Since then, I’ve stayed in fantasy–reading through several books by Cinda Williams Chima. Chima’s books are tightly written and draw me easily into the heads of characters who look head on at their own problems and at the larger problems of the world around them, who tackle those problems with force and focus, and who–after many losses–win the bigger picture.

I think what I’m craving in my reading these days, is the feeling that we can do this. That we can take on the next four years and, frankly, kick our enemies’ asses. For now, I’m finding this reassurance in fantasy, in words that don’t look a whole lot like ours, that give me some distance and escape from the crap we’re facing, even as–at the same time–they maybe give me strength to believe in the battle.
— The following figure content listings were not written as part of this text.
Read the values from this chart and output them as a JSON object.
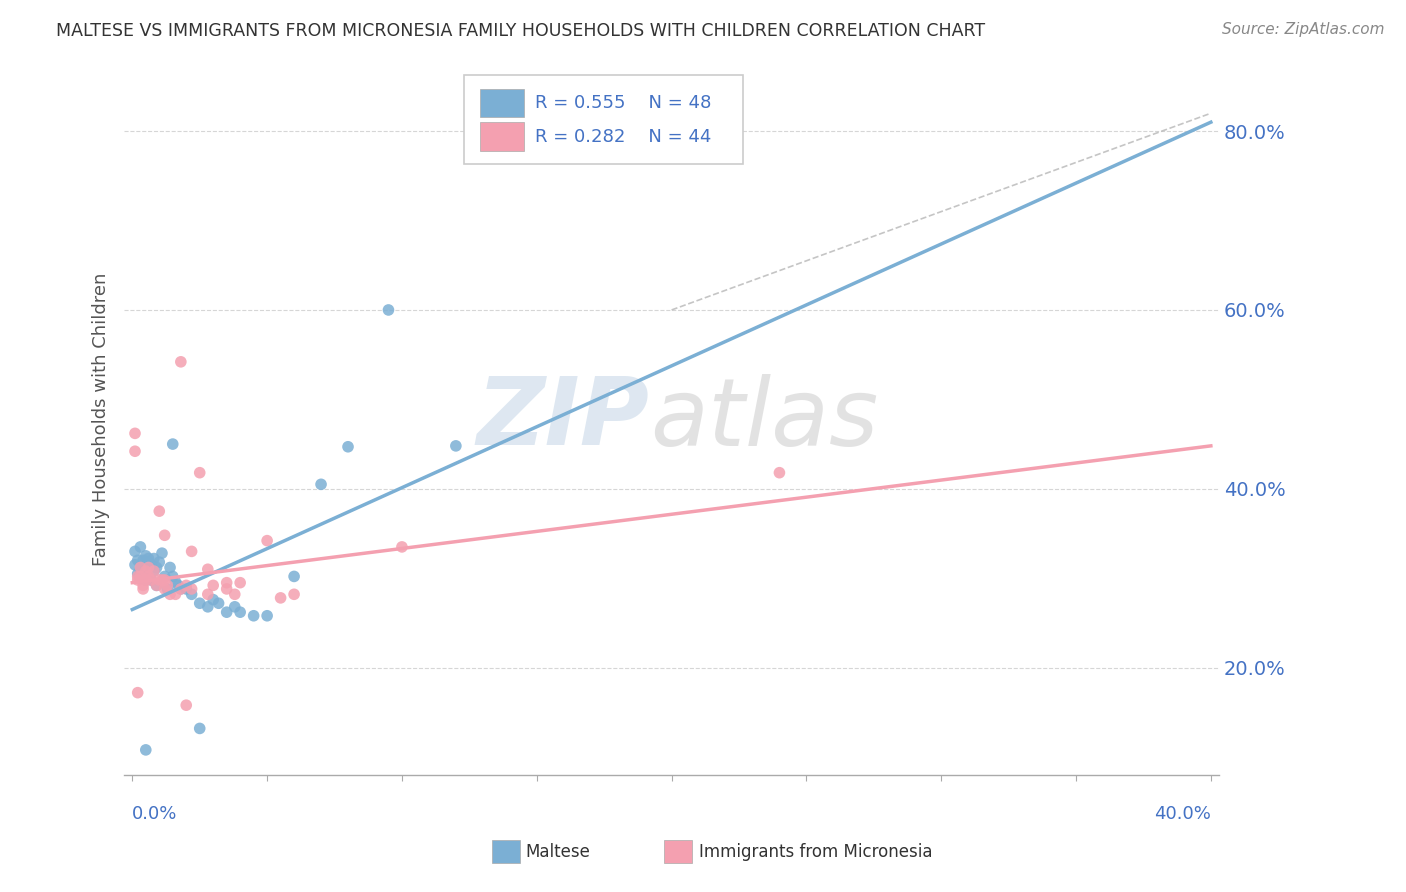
{
  "title": "MALTESE VS IMMIGRANTS FROM MICRONESIA FAMILY HOUSEHOLDS WITH CHILDREN CORRELATION CHART",
  "source": "Source: ZipAtlas.com",
  "ylabel": "Family Households with Children",
  "y_ticks": [
    0.2,
    0.4,
    0.6,
    0.8
  ],
  "y_tick_labels": [
    "20.0%",
    "40.0%",
    "60.0%",
    "80.0%"
  ],
  "x_ticks": [
    0.0,
    0.05,
    0.1,
    0.15,
    0.2,
    0.25,
    0.3,
    0.35,
    0.4
  ],
  "blue_r": "0.555",
  "blue_n": "48",
  "pink_r": "0.282",
  "pink_n": "44",
  "blue_color": "#7BAFD4",
  "pink_color": "#F4A0B0",
  "blue_scatter": [
    [
      0.001,
      0.33
    ],
    [
      0.001,
      0.315
    ],
    [
      0.002,
      0.32
    ],
    [
      0.002,
      0.305
    ],
    [
      0.003,
      0.335
    ],
    [
      0.003,
      0.31
    ],
    [
      0.003,
      0.3
    ],
    [
      0.004,
      0.32
    ],
    [
      0.004,
      0.308
    ],
    [
      0.005,
      0.325
    ],
    [
      0.005,
      0.312
    ],
    [
      0.005,
      0.298
    ],
    [
      0.006,
      0.322
    ],
    [
      0.006,
      0.318
    ],
    [
      0.007,
      0.315
    ],
    [
      0.007,
      0.298
    ],
    [
      0.008,
      0.308
    ],
    [
      0.008,
      0.322
    ],
    [
      0.009,
      0.312
    ],
    [
      0.009,
      0.292
    ],
    [
      0.01,
      0.318
    ],
    [
      0.011,
      0.328
    ],
    [
      0.012,
      0.302
    ],
    [
      0.013,
      0.288
    ],
    [
      0.014,
      0.312
    ],
    [
      0.015,
      0.302
    ],
    [
      0.016,
      0.296
    ],
    [
      0.017,
      0.292
    ],
    [
      0.018,
      0.288
    ],
    [
      0.02,
      0.288
    ],
    [
      0.022,
      0.282
    ],
    [
      0.025,
      0.272
    ],
    [
      0.028,
      0.268
    ],
    [
      0.03,
      0.276
    ],
    [
      0.032,
      0.272
    ],
    [
      0.035,
      0.262
    ],
    [
      0.038,
      0.268
    ],
    [
      0.04,
      0.262
    ],
    [
      0.045,
      0.258
    ],
    [
      0.05,
      0.258
    ],
    [
      0.07,
      0.405
    ],
    [
      0.095,
      0.6
    ],
    [
      0.005,
      0.108
    ],
    [
      0.025,
      0.132
    ],
    [
      0.06,
      0.302
    ],
    [
      0.015,
      0.45
    ],
    [
      0.08,
      0.447
    ],
    [
      0.12,
      0.448
    ]
  ],
  "pink_scatter": [
    [
      0.001,
      0.462
    ],
    [
      0.001,
      0.442
    ],
    [
      0.002,
      0.302
    ],
    [
      0.002,
      0.298
    ],
    [
      0.003,
      0.312
    ],
    [
      0.003,
      0.302
    ],
    [
      0.004,
      0.292
    ],
    [
      0.004,
      0.288
    ],
    [
      0.005,
      0.308
    ],
    [
      0.005,
      0.298
    ],
    [
      0.006,
      0.312
    ],
    [
      0.006,
      0.302
    ],
    [
      0.007,
      0.298
    ],
    [
      0.008,
      0.308
    ],
    [
      0.009,
      0.292
    ],
    [
      0.01,
      0.298
    ],
    [
      0.011,
      0.298
    ],
    [
      0.012,
      0.288
    ],
    [
      0.013,
      0.292
    ],
    [
      0.014,
      0.282
    ],
    [
      0.016,
      0.282
    ],
    [
      0.018,
      0.288
    ],
    [
      0.02,
      0.292
    ],
    [
      0.022,
      0.288
    ],
    [
      0.018,
      0.542
    ],
    [
      0.028,
      0.282
    ],
    [
      0.03,
      0.292
    ],
    [
      0.025,
      0.418
    ],
    [
      0.035,
      0.288
    ],
    [
      0.038,
      0.282
    ],
    [
      0.04,
      0.295
    ],
    [
      0.012,
      0.348
    ],
    [
      0.05,
      0.342
    ],
    [
      0.06,
      0.282
    ],
    [
      0.002,
      0.172
    ],
    [
      0.01,
      0.375
    ],
    [
      0.1,
      0.335
    ],
    [
      0.24,
      0.418
    ],
    [
      0.02,
      0.158
    ],
    [
      0.022,
      0.33
    ],
    [
      0.055,
      0.278
    ],
    [
      0.035,
      0.295
    ],
    [
      0.028,
      0.31
    ],
    [
      0.012,
      0.298
    ]
  ],
  "blue_line_x": [
    0.0,
    0.4
  ],
  "blue_line_y": [
    0.265,
    0.81
  ],
  "pink_line_x": [
    0.0,
    0.4
  ],
  "pink_line_y": [
    0.295,
    0.448
  ],
  "diag_line_x": [
    0.2,
    0.4
  ],
  "diag_line_y": [
    0.6,
    0.82
  ],
  "watermark_zip": "ZIP",
  "watermark_atlas": "atlas",
  "background_color": "#ffffff",
  "grid_color": "#cccccc",
  "xlim": [
    -0.003,
    0.403
  ],
  "ylim": [
    0.08,
    0.875
  ]
}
I think I’m also, though, craving words of power. Both Cashore and Chima are good writers, strong writers. Their books don’t lose me in vagueness or mushy prose–Cashore, in particular, has done an amazing thing in writing a book about mental powers that feels anything but inactive. I’m not sure I could read a literary novel right now if you paid me. I know that, at some point, I’ll step out of the fantasy world and back into reality, but when I do I think I’ll still be craving strength and energy from the story words. I rarely read poetry, never have, but I found myself thinking this morning that maybe I needed to get a collection of Adrienne Rich’s poems and read through one every day or so. For the power and the strength in her words.

What I did do was track down Maya Angelou’s Still I Rise and listen to it again. “Does my sassiness upset you?” No, it doesn’t. It expands my heart.

Has your reading been impacted by the election results? Have you noticed yourself reaching for a certain book, a certain kind of book? What books of power have you turned to? I’d love to hear your thoughts in the comments!

Posted in Activism, Politics, Writing, Writing Fears, Writing Goals

Writing in the Midst of it All

Okay, my thoughts here are going to be nothing new and certainly nothing profound. But I’ve had a block in my writing all week (Anyone else? Yeah, I thought so.), and I’m hoping processing it here a bit will free me up to get back to my story. Which needs to happen.

My Facebook feed is filled with posts from other writers, because, well, that’s one of my biggest tribes. And I’m hearing so much the past few days about how we need to write, we need to keep putting out words, we need to give stories to children–stories that help keep their hearts and minds and arms open. And I believe this.

Except, I don’t always believe it. Partially, this is probably because for me, reading has always been more of an escape than anything else. Books do inspire me about writing, but I haven’t ever had that connection so many other people talk about–that a book turns their life around. Okay, wait, no–Martha Beck’s Finding Your Own North Star did have a profound influence on me. But that’s nonfiction, and I was in my forties before I read it.

Also, while I am extremely aware that words won the Presidential election (empty, empty, nothing words, from my pov), I also know that there were wonderful, strong words on the other side, my side, and they didn’t win the election. So, I don’t know…I’m a very inactive person who is realizing she had darned well better find some actions to do, soon, and I’m struggling with believing that my words can do enough.

But…oh, you knew there would be a “but.” I have to write. I believe in self-care, and I know that a me without writing is not a me who’s going to be happy or strong enough to do much else. And, like I said, logically (and usually emotionally), I totally know that words have power.

So here’s what I’m telling myself. I am working on a story these days that has a hero I love. He is not diverse, in any of the ways we often use that word. But I think he is part of a personality population that sometimes, maybe often, does get overlooked, ignored, not understood and not recognized. And if, if, I can tell his story in a way that one day, one child, might actually see themselves in this hero and feel better, then…well, maybe doing that is a part of all this–this active fight that I think we have to take on. So I’m coming back to the commitment I made earlier this year–to write more slowly and write more deeply and paint this true character onto the page. As best I can. Even if, for now, the only one who benefits is me.